In this volume, Pasolini’s interest in alchemy and in diverse forms of Eastern mysticism become the keys to understanding a spiritual voyage which ended inevitably in violent death, a death which was expected, desired, sought for with obstinate coherence, because only by a life of sacrifice can the greatness of the work be revealed, only thus can the cosmogonic myth of creation be realized, and immortality attained. In this sense, “Pasolini’s death was not a casual accident.”
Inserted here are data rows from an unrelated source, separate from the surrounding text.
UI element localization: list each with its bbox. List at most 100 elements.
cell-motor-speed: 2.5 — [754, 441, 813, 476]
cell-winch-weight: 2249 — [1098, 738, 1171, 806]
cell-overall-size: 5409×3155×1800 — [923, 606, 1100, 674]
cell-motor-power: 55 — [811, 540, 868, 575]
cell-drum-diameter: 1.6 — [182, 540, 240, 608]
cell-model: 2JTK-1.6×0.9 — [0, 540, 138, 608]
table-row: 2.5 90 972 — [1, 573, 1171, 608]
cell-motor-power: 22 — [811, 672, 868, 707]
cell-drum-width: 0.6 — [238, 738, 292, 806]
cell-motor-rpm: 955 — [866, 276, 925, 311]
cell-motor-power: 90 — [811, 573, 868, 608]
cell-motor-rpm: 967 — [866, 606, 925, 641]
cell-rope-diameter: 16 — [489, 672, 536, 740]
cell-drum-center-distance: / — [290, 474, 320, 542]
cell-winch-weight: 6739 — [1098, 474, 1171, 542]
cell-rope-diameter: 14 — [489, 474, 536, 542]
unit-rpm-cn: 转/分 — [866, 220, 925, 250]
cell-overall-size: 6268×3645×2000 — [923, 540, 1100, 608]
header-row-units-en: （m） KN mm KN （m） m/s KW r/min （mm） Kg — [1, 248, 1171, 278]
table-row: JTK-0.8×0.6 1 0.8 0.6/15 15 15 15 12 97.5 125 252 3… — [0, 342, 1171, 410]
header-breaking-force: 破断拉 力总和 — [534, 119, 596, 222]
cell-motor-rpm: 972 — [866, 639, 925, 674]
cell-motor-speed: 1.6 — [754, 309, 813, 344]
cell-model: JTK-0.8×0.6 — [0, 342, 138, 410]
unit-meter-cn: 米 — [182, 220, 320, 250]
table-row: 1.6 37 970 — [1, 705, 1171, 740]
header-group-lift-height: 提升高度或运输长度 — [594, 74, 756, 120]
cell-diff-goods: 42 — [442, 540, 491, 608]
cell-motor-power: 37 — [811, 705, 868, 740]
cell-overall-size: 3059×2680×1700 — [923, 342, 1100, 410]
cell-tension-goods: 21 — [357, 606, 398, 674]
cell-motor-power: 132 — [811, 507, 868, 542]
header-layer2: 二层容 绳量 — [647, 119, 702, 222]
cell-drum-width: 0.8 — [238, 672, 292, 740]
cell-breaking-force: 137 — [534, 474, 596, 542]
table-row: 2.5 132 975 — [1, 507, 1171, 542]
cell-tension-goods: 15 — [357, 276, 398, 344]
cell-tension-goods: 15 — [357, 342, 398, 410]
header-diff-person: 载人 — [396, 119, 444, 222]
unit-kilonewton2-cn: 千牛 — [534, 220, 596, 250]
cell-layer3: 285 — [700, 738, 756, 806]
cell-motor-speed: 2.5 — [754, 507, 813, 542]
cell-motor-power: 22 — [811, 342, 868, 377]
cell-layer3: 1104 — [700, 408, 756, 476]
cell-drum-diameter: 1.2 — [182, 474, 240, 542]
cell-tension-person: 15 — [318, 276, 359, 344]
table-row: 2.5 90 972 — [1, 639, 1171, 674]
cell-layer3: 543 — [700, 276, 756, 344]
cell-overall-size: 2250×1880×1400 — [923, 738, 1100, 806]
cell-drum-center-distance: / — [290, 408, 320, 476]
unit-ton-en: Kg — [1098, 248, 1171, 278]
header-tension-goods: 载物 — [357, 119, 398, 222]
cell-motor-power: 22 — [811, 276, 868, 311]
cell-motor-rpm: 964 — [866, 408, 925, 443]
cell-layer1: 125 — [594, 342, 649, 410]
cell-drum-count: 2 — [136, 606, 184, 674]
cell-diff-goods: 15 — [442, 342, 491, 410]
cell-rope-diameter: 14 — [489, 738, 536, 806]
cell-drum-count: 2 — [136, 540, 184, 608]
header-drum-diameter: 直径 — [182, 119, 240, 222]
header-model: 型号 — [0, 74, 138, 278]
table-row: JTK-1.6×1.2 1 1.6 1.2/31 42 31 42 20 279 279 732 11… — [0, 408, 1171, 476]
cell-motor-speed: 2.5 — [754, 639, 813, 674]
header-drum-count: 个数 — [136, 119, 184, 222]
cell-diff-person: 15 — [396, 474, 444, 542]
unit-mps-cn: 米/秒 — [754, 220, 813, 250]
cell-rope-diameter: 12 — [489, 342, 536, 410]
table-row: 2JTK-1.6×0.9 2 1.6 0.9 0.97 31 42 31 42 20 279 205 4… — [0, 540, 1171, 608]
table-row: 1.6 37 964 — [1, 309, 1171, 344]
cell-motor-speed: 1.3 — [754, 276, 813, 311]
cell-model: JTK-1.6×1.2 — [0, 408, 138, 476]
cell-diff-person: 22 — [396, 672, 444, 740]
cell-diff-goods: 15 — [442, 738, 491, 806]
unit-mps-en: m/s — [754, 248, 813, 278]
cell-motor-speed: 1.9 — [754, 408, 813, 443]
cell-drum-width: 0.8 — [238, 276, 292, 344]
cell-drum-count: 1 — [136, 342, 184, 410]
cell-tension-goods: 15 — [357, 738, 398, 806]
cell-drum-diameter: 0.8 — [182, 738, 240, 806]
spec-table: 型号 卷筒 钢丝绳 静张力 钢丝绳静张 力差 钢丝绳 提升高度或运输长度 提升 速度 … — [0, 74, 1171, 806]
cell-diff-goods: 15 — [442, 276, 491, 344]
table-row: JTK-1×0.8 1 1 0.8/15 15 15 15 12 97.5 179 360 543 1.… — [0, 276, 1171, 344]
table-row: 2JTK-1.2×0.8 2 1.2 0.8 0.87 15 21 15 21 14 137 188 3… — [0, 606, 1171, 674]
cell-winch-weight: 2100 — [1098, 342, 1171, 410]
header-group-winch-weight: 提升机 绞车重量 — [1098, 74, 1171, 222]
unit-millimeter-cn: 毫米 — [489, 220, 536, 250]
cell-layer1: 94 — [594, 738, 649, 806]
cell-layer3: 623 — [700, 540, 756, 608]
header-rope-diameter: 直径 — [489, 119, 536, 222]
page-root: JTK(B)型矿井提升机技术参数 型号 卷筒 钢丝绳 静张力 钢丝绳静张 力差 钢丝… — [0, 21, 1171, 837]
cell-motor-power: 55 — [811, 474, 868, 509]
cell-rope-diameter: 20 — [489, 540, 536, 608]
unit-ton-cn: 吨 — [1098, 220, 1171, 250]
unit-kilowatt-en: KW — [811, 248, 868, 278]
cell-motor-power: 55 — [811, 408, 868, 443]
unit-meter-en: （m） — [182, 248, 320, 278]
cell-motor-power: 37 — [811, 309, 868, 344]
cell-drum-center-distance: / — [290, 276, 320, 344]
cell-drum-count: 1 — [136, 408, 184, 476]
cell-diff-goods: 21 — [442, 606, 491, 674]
In the night between All Saints Day and the Day of the Dead, on the 2nd of November 1975, Pasolini was murdered; his death has more and more come to be considered the culminating point in his expressive strategy.
Giuseppe Zigaina, born in Cervignano in Friuli in 1924, is an internationally famous artist. He has been awarded numerous prizes, and has shown his works in many prestigious galleries, in Italy and the rest of Europe. In 1946 he met Pier Paolo Pasolini, with whom he had a profound human and artistic friendship, collaborating with him on films such as “Teorema” and “Decameron”.